FAQs
When creating a Topic, how should I set the number of Partitions and the number of replications (replication-factor)?
The number of replications is generally recommended to be 3. The number of Partitions can be set according to the total number of disk blocks of all nodes in the cluster (for example, each node of ordinary instances only mounts one disk, while Balanced I/O type mounts 2-8 disks depending on the configuration) and the concurrency required by the client. It is recommended not to set too large, which will affect the performance of the cluster.
How many Topics can a UKafka cluster create?

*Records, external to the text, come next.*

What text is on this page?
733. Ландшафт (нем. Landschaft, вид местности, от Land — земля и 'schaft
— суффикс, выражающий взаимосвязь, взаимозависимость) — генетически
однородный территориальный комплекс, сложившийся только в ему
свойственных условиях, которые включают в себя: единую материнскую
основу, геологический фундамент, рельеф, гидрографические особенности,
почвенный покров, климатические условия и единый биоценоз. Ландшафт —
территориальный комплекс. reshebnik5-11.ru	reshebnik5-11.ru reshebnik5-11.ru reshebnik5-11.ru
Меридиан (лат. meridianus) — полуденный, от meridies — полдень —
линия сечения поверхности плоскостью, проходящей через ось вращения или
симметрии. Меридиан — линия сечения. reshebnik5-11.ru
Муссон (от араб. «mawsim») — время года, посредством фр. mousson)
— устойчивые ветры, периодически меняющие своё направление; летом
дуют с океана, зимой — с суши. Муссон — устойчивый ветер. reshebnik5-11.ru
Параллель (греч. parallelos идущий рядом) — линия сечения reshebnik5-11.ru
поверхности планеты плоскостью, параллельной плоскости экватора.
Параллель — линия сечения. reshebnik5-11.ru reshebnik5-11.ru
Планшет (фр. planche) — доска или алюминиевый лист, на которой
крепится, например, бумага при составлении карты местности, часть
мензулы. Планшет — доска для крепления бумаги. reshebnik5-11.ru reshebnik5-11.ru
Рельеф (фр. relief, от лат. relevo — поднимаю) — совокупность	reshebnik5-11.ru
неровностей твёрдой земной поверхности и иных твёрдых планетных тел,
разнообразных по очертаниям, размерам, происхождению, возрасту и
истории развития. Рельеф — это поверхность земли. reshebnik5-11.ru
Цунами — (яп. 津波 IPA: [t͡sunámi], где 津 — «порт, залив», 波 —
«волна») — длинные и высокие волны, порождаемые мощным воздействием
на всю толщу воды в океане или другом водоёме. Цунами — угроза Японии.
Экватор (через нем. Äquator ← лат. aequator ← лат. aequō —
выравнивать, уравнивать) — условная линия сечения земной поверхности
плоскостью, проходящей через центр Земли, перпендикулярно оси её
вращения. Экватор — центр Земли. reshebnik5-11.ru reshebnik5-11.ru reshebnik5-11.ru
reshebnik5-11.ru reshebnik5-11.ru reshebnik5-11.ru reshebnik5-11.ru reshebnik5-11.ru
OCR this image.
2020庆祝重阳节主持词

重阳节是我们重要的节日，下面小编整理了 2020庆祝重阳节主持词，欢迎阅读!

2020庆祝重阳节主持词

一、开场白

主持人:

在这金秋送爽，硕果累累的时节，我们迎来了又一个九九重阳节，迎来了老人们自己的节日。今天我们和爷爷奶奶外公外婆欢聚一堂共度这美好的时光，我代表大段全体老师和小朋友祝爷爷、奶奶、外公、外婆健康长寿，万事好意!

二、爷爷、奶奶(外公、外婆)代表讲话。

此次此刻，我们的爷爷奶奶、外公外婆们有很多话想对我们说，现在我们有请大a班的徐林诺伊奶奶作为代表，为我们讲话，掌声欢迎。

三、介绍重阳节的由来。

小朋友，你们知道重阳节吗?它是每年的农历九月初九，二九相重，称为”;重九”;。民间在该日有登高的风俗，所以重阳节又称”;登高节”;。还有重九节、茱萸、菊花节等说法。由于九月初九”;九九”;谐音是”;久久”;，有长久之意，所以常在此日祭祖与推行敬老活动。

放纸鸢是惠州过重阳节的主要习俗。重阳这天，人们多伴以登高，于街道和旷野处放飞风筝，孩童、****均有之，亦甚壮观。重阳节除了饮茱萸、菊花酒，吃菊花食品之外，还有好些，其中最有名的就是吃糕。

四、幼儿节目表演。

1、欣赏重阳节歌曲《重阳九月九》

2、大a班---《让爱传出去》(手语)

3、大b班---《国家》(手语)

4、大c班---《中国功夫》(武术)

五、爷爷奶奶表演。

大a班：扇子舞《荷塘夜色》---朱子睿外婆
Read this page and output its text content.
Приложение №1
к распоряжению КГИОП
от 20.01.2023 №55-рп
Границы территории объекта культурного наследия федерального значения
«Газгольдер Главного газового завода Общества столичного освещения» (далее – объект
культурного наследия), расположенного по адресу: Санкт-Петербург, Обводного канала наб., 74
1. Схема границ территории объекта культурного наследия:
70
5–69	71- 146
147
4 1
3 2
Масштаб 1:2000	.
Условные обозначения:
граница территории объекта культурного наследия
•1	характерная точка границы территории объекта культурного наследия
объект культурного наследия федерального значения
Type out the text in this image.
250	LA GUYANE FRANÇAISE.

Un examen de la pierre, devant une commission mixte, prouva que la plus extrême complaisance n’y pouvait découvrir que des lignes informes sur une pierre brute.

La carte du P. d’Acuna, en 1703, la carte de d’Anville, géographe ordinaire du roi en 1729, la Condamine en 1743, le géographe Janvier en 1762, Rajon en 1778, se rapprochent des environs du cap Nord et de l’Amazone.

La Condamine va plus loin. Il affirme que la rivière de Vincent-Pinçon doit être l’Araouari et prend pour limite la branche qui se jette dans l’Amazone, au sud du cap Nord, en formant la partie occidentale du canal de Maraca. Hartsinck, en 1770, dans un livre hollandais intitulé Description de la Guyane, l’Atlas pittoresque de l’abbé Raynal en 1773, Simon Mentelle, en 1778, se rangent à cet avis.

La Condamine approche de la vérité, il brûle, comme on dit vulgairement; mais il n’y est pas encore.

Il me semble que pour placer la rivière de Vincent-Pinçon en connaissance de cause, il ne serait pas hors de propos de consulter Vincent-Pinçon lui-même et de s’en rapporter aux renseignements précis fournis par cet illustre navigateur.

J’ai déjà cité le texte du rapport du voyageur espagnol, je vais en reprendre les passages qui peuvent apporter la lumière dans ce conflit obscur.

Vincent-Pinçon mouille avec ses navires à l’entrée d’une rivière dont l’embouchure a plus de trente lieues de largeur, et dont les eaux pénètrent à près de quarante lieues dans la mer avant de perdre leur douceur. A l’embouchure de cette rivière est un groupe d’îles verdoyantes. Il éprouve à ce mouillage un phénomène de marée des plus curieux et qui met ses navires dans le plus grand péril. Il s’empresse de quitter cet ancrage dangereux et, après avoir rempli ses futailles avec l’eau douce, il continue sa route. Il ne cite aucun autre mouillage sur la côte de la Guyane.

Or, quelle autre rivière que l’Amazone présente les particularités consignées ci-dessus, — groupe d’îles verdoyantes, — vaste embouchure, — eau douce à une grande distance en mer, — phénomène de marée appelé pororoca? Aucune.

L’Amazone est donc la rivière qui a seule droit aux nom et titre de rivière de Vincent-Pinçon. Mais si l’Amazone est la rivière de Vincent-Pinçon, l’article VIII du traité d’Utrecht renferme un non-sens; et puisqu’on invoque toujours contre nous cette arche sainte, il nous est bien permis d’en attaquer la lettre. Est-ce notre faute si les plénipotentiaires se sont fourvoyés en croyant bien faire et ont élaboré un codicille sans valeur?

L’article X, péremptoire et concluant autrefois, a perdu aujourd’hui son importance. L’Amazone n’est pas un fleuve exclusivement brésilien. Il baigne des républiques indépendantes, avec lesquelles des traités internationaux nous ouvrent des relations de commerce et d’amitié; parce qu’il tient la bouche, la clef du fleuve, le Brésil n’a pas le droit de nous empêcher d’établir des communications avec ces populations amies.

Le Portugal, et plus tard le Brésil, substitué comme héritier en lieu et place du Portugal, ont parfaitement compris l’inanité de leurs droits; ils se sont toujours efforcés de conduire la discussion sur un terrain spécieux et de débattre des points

The cluster can support any number of Topics. It is recommended to use large-scale Topics instead of a large number of smaller Topics. For example, if you need to distinguish messages by day, you should add a timestamp to each message instead of automatically creating a new Topic every day.
It is recommended that the number of Topics and the total number of partitions should not be too large. A large number of Topics and partitions will seriously affect the performance of the cluster, and may cause the cluster monitoring data to time out and fail to report in severe cases.
How to increase the number of replications (ReplicationFactor) for a Topic?
Please refer to official documentation
When increasing the replicas of the topic, it is recommended to reserve enough space on the data disk of the node, as data will be copied.
How to deal with the situation where related directories under the kafka-logs directory of the node occupy a lot of disk space and are not released?
__consumer_offsets
is a Topic where Kafka stores the offset information of client consumption, and it adopts a compression strategy by default.
Modify the log.cleaner.enable
parameter to ture
, and then restart the Kafka service of each node in sequence.
Receive an alarm that the total number of offline partitions is >=10.0. What is the total number of offline partitions? How to deal with it and how to avoid affecting the service?
A partition is a physical concept of a Topic in Kafka. It divides messages into blocks to achieve distributed and highly available services.
In general, receiving an alarm for the total number of offline partitions is caused by the downtime or service exception of a certain node. You can view the information about “Associated Topics” of each node through the UKafka console “Node Management” page. If it is empty, it means that this node is abnormal. Then,
You can check the server.log in “Node Management” to see if there is any abnormal log. If the Kafka service is stuck, you can restart the Kafka service of this node on the console after evaluation.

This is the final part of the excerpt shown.